The architecture centers on a modular set of components meant to be independent yet interoperable. Core parts include: - The GObject type and object system that provides runtime type information, properties, and signals used by libraries like GTK+ and GStreamer. - Generic container implementations (single/double linked lists, hash tables, arrays) comparable to data models in C++ Standard Library and GLibc utilities. - The main event loop (GMainLoop/GMainContext) that interconnects with event sources such as file descriptors, timeouts, and child-watch handlers similar to event models in libevent and libuv. - Portable wrappers for I/O, file handling, and thread primitives that abstract differences between POSIX and Windows NT APIs. - Utility modules for string handling, Unicode support, and internationalization aligning with standards from Unicode Consortium and integration points with ICU in some environments.
GLib exposes a C API designed for predictable binary compatibility across releases.

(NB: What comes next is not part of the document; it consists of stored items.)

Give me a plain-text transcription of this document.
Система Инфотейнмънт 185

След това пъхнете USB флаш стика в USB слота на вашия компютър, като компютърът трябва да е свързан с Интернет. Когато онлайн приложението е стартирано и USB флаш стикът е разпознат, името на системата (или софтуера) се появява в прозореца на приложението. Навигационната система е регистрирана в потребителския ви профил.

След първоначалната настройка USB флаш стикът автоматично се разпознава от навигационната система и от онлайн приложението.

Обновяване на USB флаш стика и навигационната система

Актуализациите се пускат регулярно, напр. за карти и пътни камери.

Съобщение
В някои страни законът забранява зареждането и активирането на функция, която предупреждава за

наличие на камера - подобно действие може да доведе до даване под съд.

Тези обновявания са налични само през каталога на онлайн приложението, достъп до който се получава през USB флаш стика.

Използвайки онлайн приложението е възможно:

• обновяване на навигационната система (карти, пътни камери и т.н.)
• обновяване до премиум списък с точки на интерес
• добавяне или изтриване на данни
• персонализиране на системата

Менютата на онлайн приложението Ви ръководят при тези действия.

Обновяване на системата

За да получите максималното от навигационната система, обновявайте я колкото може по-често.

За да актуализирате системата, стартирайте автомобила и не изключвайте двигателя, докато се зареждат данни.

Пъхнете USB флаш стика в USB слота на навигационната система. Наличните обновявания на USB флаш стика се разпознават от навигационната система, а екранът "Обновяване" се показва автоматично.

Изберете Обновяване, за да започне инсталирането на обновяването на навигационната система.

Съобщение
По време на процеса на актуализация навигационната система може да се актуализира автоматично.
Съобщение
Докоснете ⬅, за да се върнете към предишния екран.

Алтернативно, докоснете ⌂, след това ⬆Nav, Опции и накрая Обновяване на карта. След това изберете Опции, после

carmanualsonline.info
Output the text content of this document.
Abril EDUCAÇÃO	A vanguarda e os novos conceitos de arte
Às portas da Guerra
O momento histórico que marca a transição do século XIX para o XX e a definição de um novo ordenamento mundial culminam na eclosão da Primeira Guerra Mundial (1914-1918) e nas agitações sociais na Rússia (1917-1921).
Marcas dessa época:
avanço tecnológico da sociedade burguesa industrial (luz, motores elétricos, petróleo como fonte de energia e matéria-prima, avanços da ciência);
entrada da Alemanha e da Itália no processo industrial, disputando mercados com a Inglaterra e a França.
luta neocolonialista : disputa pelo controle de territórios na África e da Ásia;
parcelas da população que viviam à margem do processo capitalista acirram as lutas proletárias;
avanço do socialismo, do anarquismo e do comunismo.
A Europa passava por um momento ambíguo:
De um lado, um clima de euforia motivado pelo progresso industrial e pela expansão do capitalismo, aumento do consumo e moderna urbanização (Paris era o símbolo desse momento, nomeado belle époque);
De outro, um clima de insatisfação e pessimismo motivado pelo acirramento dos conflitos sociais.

Key features include: - GObject, enabling object-oriented patterns in C with introspection-compatible metadata used by tools like GObject Introspection and language bindings. - GIO, an I/O and streaming abstraction layer providing interfaces for asynchronous file operations, sockets, and network services leveraged by GVfs and NetworkManager. - GLib's collection APIs (GList, GHashTable, GArray) that simplify container management in applications such as Evolution (software) and Geary (email client). - Robust Unicode and string utilities with integration possibilities to Pango for text layout and HarfBuzz for shaping. - Utilities for process spawning and child process monitoring comparable to facilities in systemd-adjacent tooling. The API contract emphasizes reference counting, explicit memory ownership, and error reporting via GError structures to facilitate interoperable error handling in stacks involving D-Bus and Flatpak runtimes.
Because of its stable C ABI and metadata emitted by introspection, GLib is accessible from many languages. Common bindings include Python (programming language) through PyGObject, JavaScript via GJS, Rust (programming language) projects using wrappers in the gtk-rs ecosystem, and Vala (programming language). Integrations extend to systems like GStreamer media pipelines, GTK+ widgets, and higher-level frameworks such as GNOME Shell and Anaconda (installer). The GObject Introspection repository enables automatic generation of bindings for languages including Perl, Ruby, Lua, and C#, which is used in Mono (software) projects.
GLib is ubiquitous in the GNOME ecosystem and adopted by diverse projects beyond desktop environments. It is foundational in multimedia stacks like GStreamer, networking daemons like NetworkManager, and content systems such as Tracker (search engine). Embedded projects and distributions, for example Yocto Project-based builds and various OpenWrt packages, use GLib for portability. Commercial entities including Red Hat, SUSE, and integrators building cross-platform graphical tools rely on GLib for core services. Its event-driven main loop, thread abstractions, and GIO networking make it suitable for GUI applications, headless daemons, and multimedia servers used in environments from personal desktops running Fedora and Ubuntu to appliances and mobile devices derived from Moblin-era initiatives.